[489]. Milman’s Ed. vol. iii. p. 331.
[490]. Waddington, Church Hist. p. 93.
[491]. Eccles. Hist. vol. ii. p. 210.
[492]. “The Christian Religion, which in itself is plain and simple, he (Constantius) confounded by the dotage of superstition. Instead of reconciling the parties by the weight of his authority, he cherished and propagated, by verbal disputes, the differences which his vain curiosity had excited. The highways were covered with troops of bishops, galloping from every side to the Assemblies, which they call synods; and while they laboured to reduce the whole sect to their own particular opinions, the public establishment of the posts was almost ruined by their hasty and repeated journeys.”—Ammianus, as quoted by Gibbon, vol. iii. p. 347.
[493]. “Constantine’s conduct was variable afterwards, for he certainly understood not this perplexed and obscure controversy, and he acted as he was influenced at different times by the ecclesiastics of each party, who accused one another, not only of heterodoxy, but of being enemies to the Emperor, and of other faults and misdemeanors.”—Jortin.
[494]. “Notwithstanding all which it must be granted, that though this co-essentiality of the three persons in the Trinity does imply them to be all God, yet does it not follow from thence of necessity that they are therefore One God.”—Cudworth, p. 596.
[495]. “That little is said concerning the separate divinity of the Spirit of God in the Scripture is evident to every body; but the reason that Epiphanius gives for it, will not be easily imagined. In order to account for the Apostles saying so little concerning the divinity of the Holy Spirit, and omitting the mention of him after that of the Father and the Son, (as when Paul says, ‘there is one God and Father of all, of whom are all things, and one Lord Jesus Christ, by whom are all things,’) he says that ‘the Apostles writing by the inspiration of the Spirit, He did not choose to introduce much commendation of Himself, lest it should give us an example of commending ourselves.’”—Priestley’s History of the Corruptions of Christianity, p. 60.
[496]. “The Holy Spirit, if he be God, as the objection is stated by Basil, must either be begotten or unbegotten. If he be unbegotten, he is the Father; if begotten, the Son; and if he is neither begotten nor unbegotten, he is a creature.”—Priestley’s Hist. Early Opinions, vol. ii. 331.
This is the least offensive specimen I could find of the common objections made to the separate deity of the Holy Ghost at the time the doctrine was first proposed. The plainer and coarser forms of the objection, unhesitatingly handled by the Fathers, I withhold from reverence. But let the reader consult the Ecclesiastical History of the Period. The difficulty stated by Athanasius, Basil, and others, was overcome by establishing a certain mysterious or rather no-meaning difference between begotten and proceeding. Such is always the easy refuge of mystics. The line is a faint one between unintelligible ideas and no ideas at all. “The nativity of the Son,” says Austin, “differs from the procession of the Spirit, otherwise they would be brothers.” I doubt whether it is right to disclose to all eyes the morbid anatomy of Theology; but I assure my readers that I am reverentially forbearing.
[497]. “In the age of religious freedom, which was determined by the Council of Nice, the dignity of Christ was measured by private judgment, according to the indefinite rule of Scripture, or reason, or tradition.
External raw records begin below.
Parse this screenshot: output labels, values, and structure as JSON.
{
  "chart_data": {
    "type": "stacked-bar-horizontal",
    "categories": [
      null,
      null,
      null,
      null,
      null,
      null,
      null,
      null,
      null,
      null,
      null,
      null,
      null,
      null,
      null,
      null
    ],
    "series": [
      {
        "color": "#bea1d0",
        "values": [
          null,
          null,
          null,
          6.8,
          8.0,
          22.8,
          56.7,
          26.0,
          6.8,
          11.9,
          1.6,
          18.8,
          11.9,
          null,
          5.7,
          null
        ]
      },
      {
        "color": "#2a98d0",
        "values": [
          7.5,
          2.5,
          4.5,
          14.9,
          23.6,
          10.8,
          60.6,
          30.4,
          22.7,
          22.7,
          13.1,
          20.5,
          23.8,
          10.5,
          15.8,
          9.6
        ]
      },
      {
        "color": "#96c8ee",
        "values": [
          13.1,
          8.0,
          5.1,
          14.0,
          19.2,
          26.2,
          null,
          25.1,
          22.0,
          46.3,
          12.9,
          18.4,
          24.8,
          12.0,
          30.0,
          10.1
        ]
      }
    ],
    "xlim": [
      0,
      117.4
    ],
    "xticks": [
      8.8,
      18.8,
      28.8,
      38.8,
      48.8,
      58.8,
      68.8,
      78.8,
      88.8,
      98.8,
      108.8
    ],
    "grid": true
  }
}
But when his pure and proper divinity had been established on the ruins of Arianism, the faith of the Catholics trembled on the edge of a precipice, where it was impossible to recede, dangerous to stand, dreadful to fall; and the manifold inconveniences of this creed were aggravated by the sublime character of their theology. They hesitated to pronounce; that God himself, the second person of an equal and consubstantial Trinity, was manifested in the flesh; that a being who pervades the universe, had been confined in the womb of Mary; that his eternal duration had been marked by the days, and months, and years of human existence; that the Almighty had been scourged and crucified; that his impassible essence had felt pain and anguish; that his omniscience was not exempt from ignorance; and that the source of life and immortality expired on Mount Calvary. These alarming consequences were affirmed with unblushing simplicity by Apollinaris, bishop of Laodicea, and one of the luminaries of the church. The son of a learned grammarian, he was skilled in all the sciences of Greece; eloquence, erudition, and philosophy, conspicuous in the volumes of Apollinaris, were humbly devoted to the service of religion. The worthy friend of Athanasius, the worthy antagonist of Julian, he bravely wrestled with the Arians and Polytheists, and though he affected the rigour of geometrical demonstration, his Commentaries revealed the literal and allegorical sense of the Scriptures. A mystery which had long floated in the looseness of popular belief, was defined by his perverse diligence in a technical form; and he first proclaimed the memorable words, “One incarnate nature of Christ,” which are still re-echoed with hostile clamours in the churches of Asia, Egypt, and Æthiopia. He taught that the Godhead was united or mingled with the body of a man; and that the Logos, the eternal wisdom, supplied in the flesh the place and office of a human soul.”—Gibbon, vol. viii. p. 279.